Lead author Sandi Copeland, a paleoanthropologist at the University of Colorado, Boulder, along with Sponheimer and international colleagues, analyzed tooth enamel in 19 individuals from two species,Australopithecus africanus and Paranthropus robustus, two members of the human family that were closely related to our direct australopithecine ancestor. The teeth came from two famous South African caves, Sterkfontein and Swartkrans. When they measured the ratio in the larger molars and canines, presumably from males, they found that before age 8, males fed primarily on dolomite soils around the caves. But at least half of the individuals with smaller teeth, presumably females, fed elsewhere, away from the local dolomite soils, when they were young. The pattern held for both species.
“This is the first direct evidence that exists for dispersal patterns among early hominins,” Copeland says. The findings, reported online today in Nature, suggest that such patrilocal organization of social groups is ancient in human ancestors, perhaps dating back to the common ancestor we shared with chimpanzees, as some researchers have proposed.

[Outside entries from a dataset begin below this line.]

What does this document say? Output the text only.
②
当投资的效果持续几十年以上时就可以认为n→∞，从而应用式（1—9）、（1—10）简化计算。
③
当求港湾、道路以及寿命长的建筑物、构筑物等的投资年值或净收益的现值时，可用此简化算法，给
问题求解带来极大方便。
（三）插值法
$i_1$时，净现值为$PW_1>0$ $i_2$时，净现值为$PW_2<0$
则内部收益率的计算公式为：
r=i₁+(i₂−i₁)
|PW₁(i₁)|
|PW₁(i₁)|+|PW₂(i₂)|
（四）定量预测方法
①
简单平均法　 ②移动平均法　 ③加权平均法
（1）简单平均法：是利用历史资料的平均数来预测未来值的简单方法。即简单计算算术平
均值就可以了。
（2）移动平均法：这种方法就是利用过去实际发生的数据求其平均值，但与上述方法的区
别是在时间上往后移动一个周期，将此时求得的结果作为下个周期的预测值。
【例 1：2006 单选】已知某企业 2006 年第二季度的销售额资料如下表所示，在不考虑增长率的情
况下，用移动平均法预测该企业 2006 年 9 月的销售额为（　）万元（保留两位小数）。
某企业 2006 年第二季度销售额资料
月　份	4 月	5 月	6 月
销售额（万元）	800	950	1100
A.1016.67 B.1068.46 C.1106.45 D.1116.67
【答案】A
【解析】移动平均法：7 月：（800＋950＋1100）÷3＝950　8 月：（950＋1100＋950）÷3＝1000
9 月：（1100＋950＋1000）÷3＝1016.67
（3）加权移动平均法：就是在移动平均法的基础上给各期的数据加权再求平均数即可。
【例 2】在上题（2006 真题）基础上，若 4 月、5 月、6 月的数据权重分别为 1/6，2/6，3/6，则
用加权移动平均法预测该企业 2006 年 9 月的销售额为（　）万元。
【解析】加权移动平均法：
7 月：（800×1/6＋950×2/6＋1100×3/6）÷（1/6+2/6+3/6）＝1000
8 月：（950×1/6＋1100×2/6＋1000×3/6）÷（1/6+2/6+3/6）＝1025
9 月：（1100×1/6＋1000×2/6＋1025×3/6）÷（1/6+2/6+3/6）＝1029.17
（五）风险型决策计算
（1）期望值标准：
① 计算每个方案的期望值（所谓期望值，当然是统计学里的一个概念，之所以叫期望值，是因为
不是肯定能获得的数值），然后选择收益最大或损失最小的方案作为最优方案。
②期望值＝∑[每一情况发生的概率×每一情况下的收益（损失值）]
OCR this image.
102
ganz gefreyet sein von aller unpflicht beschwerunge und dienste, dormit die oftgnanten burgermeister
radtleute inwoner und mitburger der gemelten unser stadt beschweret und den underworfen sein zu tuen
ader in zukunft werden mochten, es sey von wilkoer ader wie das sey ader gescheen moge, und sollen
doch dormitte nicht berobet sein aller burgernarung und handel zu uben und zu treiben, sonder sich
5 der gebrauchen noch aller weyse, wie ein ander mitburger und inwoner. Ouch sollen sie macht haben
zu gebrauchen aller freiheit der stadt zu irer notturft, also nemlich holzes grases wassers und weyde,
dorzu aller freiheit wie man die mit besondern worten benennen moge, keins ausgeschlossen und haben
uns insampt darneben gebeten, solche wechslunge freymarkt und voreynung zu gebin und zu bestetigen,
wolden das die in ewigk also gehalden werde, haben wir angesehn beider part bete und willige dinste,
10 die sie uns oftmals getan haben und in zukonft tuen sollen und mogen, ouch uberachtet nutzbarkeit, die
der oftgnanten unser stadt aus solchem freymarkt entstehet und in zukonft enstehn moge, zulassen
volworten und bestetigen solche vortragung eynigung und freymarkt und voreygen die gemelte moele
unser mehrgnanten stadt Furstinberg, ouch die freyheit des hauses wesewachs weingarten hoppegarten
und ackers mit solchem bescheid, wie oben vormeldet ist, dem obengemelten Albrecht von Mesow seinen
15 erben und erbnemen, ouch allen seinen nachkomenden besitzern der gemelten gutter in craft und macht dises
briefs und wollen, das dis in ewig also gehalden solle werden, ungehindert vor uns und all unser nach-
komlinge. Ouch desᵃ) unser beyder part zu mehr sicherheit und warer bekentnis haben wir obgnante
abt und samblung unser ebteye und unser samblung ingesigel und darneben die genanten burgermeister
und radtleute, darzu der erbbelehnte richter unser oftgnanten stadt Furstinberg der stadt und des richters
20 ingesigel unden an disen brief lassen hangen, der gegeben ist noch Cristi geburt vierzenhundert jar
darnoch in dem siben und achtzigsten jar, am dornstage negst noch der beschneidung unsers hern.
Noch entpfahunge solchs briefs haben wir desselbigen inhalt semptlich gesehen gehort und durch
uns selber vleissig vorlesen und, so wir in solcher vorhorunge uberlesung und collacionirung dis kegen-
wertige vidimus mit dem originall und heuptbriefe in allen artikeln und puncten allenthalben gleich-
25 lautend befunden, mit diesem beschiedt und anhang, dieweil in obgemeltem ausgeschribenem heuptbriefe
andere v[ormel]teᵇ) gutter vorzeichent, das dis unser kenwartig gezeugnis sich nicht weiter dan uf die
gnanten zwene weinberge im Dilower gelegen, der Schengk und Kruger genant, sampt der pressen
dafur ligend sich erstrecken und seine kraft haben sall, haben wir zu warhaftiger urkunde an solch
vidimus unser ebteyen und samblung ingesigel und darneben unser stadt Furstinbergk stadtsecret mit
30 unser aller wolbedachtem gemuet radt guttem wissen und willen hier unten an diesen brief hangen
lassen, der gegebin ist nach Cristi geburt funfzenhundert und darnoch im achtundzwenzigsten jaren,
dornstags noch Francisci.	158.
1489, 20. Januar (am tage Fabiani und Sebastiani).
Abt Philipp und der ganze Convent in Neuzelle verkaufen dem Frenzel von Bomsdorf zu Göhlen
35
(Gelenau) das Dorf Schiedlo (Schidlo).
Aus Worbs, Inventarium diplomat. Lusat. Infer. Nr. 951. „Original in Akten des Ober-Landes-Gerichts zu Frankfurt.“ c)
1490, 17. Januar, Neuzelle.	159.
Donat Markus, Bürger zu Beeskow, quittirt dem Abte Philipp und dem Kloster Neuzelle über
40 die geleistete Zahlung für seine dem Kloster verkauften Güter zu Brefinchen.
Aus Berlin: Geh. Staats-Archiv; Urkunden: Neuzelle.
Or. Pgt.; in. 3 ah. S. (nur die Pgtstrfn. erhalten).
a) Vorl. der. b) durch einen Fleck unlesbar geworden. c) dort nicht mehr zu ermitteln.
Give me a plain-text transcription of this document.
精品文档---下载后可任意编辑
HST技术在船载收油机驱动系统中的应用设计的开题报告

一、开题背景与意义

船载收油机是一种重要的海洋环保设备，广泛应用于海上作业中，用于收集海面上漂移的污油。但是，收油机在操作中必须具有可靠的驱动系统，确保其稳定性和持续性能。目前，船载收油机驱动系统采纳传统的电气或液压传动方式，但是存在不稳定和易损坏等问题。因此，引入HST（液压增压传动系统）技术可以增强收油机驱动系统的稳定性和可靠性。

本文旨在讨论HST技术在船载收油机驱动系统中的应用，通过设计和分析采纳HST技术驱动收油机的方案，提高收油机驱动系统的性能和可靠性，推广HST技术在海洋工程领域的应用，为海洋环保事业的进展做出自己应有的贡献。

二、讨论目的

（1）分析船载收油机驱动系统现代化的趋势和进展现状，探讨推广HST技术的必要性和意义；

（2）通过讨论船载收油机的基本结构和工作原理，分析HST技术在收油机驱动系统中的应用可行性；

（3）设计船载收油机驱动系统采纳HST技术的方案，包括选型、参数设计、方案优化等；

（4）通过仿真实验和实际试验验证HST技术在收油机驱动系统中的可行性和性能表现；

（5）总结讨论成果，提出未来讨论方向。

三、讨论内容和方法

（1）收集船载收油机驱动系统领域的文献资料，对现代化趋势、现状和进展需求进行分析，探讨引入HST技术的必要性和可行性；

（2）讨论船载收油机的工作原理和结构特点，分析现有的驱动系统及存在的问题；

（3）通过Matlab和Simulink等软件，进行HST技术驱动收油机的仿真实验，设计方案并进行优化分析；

Copeland isn’t sure why males would move less than females in a region where there were no natural barriers. She plans to see if the pattern holds in australopithecines in other parts of Africa to see if this was the usual way australopithecines organized their clans. Regardless, “Copeland and her colleagues have come up with an innovative way to test this model, and in the process, they have developed the very first direct evidence of early hominin social organization,” says paleoanthropologist Peter Ungar of the University of Arkansas, Fayetteville. The new method should also reveal other ancient behaviors. “These results have implications for understanding australopithecine diet, group size, predator avoidance, and home-range size,” paleoanthropologist Margaret Schoeninger writes in a commentary published online today in Nature.